Decoding the Game: A Quantitative Analysis of Market Manipulation and Machine-Human Interactions

Publication Type:
Thesis
Issue Date:
2024
Full metadata record
The financial markets have experienced a technology revolution, resulting in innovations such as the advent of limit order books, increased social media use in investment decisions, and expanded FinTech services. This dissertation investigates market manipulation and machine-human interactions within this modern finance landscape. Chapter 2 introduces Q-learning, a novel machine learning technique, to explore its impact on strategic trading behavior in a dynamic limit order market. In equilibrium, informed traders learn to manipulate the market by using market buys (resp. sells) to trigger uninformed market buys (resp. sells) to enhance profitability of later informed limit sells (resp. buys).
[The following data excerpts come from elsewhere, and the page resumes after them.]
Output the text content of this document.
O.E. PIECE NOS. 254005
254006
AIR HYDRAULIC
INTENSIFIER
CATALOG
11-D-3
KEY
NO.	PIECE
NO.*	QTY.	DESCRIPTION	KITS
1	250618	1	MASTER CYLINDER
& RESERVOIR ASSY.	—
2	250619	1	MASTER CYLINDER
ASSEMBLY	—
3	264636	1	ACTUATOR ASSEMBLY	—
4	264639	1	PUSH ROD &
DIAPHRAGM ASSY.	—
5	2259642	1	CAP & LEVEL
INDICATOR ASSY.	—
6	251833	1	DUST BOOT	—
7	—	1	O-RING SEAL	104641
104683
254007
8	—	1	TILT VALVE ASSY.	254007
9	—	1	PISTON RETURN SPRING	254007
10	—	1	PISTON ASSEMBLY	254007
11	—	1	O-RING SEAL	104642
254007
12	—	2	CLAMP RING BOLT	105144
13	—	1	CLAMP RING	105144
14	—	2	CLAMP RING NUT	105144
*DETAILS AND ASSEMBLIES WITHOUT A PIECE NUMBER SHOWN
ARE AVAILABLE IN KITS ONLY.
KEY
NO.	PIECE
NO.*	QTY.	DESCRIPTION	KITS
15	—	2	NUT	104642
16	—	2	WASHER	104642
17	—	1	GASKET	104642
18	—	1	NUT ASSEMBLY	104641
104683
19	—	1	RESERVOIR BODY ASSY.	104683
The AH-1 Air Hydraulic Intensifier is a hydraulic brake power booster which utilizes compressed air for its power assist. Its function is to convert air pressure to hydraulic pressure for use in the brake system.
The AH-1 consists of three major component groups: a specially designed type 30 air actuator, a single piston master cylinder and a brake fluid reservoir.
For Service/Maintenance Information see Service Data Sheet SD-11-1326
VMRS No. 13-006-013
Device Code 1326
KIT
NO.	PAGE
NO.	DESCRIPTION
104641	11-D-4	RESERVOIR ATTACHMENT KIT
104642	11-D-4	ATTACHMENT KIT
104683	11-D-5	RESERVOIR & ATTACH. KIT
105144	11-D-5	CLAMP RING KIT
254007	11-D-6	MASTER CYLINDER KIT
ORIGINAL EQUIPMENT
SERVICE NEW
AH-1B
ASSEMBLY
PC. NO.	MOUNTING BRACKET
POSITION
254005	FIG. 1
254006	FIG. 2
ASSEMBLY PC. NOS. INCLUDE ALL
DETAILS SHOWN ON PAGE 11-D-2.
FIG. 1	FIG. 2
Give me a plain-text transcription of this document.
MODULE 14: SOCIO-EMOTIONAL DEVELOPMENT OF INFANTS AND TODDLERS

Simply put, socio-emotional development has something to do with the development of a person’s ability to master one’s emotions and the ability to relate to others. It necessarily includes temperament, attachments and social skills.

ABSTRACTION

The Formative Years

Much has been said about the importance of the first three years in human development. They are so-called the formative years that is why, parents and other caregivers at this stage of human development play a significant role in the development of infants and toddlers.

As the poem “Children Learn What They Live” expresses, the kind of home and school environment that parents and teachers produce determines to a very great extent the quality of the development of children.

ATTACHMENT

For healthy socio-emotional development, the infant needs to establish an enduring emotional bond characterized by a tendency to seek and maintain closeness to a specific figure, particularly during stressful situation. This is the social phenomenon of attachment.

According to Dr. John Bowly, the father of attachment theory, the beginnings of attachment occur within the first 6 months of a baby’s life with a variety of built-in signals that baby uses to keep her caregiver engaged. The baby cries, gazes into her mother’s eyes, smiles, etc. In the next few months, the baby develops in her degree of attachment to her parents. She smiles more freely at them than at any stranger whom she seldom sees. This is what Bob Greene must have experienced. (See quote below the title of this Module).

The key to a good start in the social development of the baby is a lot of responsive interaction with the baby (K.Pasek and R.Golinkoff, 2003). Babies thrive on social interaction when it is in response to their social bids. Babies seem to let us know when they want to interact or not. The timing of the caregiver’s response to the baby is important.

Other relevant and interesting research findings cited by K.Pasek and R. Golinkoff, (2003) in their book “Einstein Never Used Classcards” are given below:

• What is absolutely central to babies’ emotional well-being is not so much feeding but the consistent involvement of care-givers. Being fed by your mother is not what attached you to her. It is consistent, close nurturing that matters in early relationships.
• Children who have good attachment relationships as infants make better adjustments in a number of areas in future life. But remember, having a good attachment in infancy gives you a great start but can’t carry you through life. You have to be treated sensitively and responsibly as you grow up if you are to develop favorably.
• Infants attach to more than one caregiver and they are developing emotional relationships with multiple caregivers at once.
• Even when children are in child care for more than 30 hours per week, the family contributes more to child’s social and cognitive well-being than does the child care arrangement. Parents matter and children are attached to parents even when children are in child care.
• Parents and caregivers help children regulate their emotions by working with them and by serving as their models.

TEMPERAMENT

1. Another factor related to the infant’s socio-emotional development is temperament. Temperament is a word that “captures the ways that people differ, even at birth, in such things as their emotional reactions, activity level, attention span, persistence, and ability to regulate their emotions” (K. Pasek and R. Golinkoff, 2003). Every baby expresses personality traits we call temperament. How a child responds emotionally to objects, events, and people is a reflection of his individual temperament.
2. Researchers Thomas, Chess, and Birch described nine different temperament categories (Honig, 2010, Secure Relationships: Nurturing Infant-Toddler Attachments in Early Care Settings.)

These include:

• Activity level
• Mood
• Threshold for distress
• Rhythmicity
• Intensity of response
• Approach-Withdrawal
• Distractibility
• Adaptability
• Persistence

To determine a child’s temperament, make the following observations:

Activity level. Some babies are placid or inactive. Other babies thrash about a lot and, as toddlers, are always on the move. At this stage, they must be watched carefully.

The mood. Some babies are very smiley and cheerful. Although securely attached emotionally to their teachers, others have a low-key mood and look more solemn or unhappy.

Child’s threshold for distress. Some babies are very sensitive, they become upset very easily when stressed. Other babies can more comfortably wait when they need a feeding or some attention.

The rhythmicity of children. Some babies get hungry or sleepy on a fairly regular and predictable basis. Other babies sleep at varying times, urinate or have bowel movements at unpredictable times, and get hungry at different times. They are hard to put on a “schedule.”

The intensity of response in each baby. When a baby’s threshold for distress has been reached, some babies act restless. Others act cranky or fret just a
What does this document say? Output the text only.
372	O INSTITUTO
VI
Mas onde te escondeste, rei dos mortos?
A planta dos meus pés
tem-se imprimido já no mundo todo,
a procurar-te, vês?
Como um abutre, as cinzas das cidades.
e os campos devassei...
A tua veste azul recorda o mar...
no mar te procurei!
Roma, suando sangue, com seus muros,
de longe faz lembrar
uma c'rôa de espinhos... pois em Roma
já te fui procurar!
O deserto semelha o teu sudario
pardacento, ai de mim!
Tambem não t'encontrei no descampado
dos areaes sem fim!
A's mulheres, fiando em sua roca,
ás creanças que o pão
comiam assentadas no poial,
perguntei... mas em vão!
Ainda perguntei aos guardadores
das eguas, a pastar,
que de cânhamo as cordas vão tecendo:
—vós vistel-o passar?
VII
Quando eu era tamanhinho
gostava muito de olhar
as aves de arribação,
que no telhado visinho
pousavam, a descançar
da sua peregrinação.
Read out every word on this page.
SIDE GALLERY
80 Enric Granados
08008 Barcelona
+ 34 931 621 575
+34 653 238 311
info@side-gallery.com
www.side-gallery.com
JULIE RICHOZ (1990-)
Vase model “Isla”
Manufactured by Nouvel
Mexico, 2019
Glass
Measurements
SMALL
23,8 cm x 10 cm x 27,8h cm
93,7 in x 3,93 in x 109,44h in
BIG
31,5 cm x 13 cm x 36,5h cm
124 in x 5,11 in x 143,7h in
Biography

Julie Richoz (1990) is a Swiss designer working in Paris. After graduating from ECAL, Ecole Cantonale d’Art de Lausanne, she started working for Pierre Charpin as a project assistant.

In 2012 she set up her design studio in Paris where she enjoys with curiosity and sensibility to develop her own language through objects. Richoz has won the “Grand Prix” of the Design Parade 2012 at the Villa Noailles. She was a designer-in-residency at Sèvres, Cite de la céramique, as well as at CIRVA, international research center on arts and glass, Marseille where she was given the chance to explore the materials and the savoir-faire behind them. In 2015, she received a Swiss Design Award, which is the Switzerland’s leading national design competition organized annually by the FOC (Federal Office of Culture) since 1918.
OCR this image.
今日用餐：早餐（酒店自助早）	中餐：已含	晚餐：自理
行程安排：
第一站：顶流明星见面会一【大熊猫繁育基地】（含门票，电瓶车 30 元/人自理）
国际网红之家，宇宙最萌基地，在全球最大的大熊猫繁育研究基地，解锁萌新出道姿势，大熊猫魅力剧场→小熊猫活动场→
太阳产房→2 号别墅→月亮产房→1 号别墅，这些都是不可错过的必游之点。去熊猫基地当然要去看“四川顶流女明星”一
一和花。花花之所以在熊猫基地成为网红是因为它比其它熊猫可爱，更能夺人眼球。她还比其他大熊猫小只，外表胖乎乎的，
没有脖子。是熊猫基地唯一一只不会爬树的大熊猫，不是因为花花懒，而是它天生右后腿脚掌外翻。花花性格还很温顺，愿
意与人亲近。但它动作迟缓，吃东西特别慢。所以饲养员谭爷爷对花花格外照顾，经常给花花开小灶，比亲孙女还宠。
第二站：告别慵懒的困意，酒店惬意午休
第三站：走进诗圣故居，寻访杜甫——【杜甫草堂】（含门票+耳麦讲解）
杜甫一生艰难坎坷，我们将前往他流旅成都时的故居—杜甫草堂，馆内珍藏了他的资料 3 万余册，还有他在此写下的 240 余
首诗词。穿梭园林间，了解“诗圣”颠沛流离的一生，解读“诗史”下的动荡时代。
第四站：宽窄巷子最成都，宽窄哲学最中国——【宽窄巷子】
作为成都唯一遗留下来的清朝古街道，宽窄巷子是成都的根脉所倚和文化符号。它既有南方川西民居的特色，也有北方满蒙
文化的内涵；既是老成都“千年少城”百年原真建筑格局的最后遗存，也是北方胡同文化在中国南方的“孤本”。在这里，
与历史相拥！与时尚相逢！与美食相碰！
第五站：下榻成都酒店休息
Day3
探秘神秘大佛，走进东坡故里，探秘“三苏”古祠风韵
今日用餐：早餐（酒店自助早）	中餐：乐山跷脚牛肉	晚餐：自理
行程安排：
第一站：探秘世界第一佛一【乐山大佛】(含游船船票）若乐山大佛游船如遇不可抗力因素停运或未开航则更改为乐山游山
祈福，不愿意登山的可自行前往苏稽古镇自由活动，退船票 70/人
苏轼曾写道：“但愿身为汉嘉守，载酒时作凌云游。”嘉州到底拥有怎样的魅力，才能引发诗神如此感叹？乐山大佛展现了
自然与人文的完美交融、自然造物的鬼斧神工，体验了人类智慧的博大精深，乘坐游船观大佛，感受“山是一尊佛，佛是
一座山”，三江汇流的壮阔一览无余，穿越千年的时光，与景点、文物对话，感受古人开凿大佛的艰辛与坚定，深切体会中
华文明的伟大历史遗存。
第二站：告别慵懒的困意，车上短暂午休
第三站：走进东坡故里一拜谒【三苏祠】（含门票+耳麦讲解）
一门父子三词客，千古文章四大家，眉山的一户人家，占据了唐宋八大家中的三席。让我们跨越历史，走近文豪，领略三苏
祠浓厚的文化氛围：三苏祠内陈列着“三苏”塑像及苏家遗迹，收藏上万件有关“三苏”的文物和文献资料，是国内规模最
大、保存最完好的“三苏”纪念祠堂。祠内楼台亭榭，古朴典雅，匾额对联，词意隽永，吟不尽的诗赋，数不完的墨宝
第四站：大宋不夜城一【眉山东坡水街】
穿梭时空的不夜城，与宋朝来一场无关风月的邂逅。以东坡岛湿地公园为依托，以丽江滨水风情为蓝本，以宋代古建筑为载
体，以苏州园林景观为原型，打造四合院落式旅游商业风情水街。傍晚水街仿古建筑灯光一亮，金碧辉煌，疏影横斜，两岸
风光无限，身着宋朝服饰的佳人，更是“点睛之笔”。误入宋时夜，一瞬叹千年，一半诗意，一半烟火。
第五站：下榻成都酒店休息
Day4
Chapter 3 analyses meme investing, a retail buying frenzy coordinated through social media, and its effect on investment efficiency. Modeling the frenzy as short-sale frictions reveals that small costs on short sellers can improve investment efficiency, while higher costs or bans harm it. Chapter 4 investigates the impact of growth in quantitative investing on price efficiency. Quants tend to trade more (resp. less) aggressively due to greater information processing (resp. weaker flexibility to adapt to market conditions) than discretionary traders. Consequently, the price efficiency is non-monotonic with respect to the level of quant trading.